First, people are getting older… Budgets for Medicare, Medicaid, Social Security, and other “non-discretionary” items are rising. This spending is baked in the cake, so to speak. It is the result of open-ended entitlements granted by the feds.
Defense spending, too, is increasing. This is discretionary, but effectively out of congressional control, since the military/security/surveillance wing of the Deep State calls the shots.

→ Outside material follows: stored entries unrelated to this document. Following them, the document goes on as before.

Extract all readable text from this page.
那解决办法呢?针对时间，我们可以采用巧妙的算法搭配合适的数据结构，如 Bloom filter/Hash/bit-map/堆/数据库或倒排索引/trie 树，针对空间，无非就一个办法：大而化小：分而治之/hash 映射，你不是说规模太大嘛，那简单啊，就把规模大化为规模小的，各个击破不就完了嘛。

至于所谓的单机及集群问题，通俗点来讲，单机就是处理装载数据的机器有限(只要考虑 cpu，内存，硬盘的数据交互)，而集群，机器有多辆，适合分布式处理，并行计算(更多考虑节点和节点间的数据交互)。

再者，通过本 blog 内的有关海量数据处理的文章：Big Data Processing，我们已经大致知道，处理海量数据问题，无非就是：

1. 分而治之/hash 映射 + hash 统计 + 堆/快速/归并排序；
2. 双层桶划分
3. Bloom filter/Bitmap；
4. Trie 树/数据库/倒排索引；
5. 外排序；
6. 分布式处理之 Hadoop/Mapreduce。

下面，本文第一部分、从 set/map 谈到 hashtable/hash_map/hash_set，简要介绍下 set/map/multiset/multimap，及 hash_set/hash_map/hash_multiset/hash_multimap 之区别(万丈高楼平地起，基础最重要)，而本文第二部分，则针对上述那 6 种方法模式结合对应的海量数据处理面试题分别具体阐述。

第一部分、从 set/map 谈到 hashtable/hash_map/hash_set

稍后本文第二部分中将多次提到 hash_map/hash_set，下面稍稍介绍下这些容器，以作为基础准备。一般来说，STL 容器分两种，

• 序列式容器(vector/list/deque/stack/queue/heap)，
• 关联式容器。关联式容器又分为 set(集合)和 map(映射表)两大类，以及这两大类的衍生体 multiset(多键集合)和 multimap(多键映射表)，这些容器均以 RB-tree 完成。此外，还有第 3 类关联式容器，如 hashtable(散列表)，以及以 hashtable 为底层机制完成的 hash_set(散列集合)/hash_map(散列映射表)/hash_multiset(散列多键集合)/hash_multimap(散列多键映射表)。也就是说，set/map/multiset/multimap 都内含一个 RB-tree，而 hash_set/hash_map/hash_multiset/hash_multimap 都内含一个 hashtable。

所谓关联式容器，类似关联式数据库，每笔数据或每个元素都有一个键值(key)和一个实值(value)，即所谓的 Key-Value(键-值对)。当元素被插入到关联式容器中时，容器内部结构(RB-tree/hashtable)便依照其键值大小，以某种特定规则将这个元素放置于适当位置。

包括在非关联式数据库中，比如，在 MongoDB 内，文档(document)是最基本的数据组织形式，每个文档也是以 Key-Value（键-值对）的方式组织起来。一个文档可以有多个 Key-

Defending the nation could be very cheap, since we have no capable or motivated enemies; it could be done for, say, a quarter of the present $700 billion budget.
Archenemy Russia spends only $60 billion per year on defense, for example. Apparently, that’s enough to keep the Chinese or the Poles from invading.
But while national defense is cheap, an empire is expensive – about $1 trillion a year, all in.
What do we get for that money? Well, if any sparrow falls anywhere in the known universe, it will be our warriors who pushed it!
Extraordinary Monetary Policy
After nearly 10 years of extraordinary monetary policy – and 36 years of falling interest rates – the credit cycle seemed to turn in July 2016.
Since then, yields have been rising. The Fed is no longer buying up debt; it is selling. Interest rates have risen since July 2016, with mortgage rates now over 5%, and they’re likely to continue rising.
This rise in interest rates comes at a very inconvenient time – just as borrowing needs are exploding.
Mr. Trump’s tax cut did not perform as advertised… or at least, not yet. Instead of “paying for itself,” the nation’s finances are deteriorating… with soaring deficits.
Ultimately, the private sector has to pay for all government spending, including deficits. But the real current output of the private sector – taking out inventories and one-time trade effects – is actually going down.
And the bull market in stocks and the expansion in the economy are both in record territory.
Markets and economies move in cycles – up, then down. Even if conditions were otherwise perfect, we would still expect a downcycle.
Those are the dots we’re looking at. What do we make of them? Do you see what we see?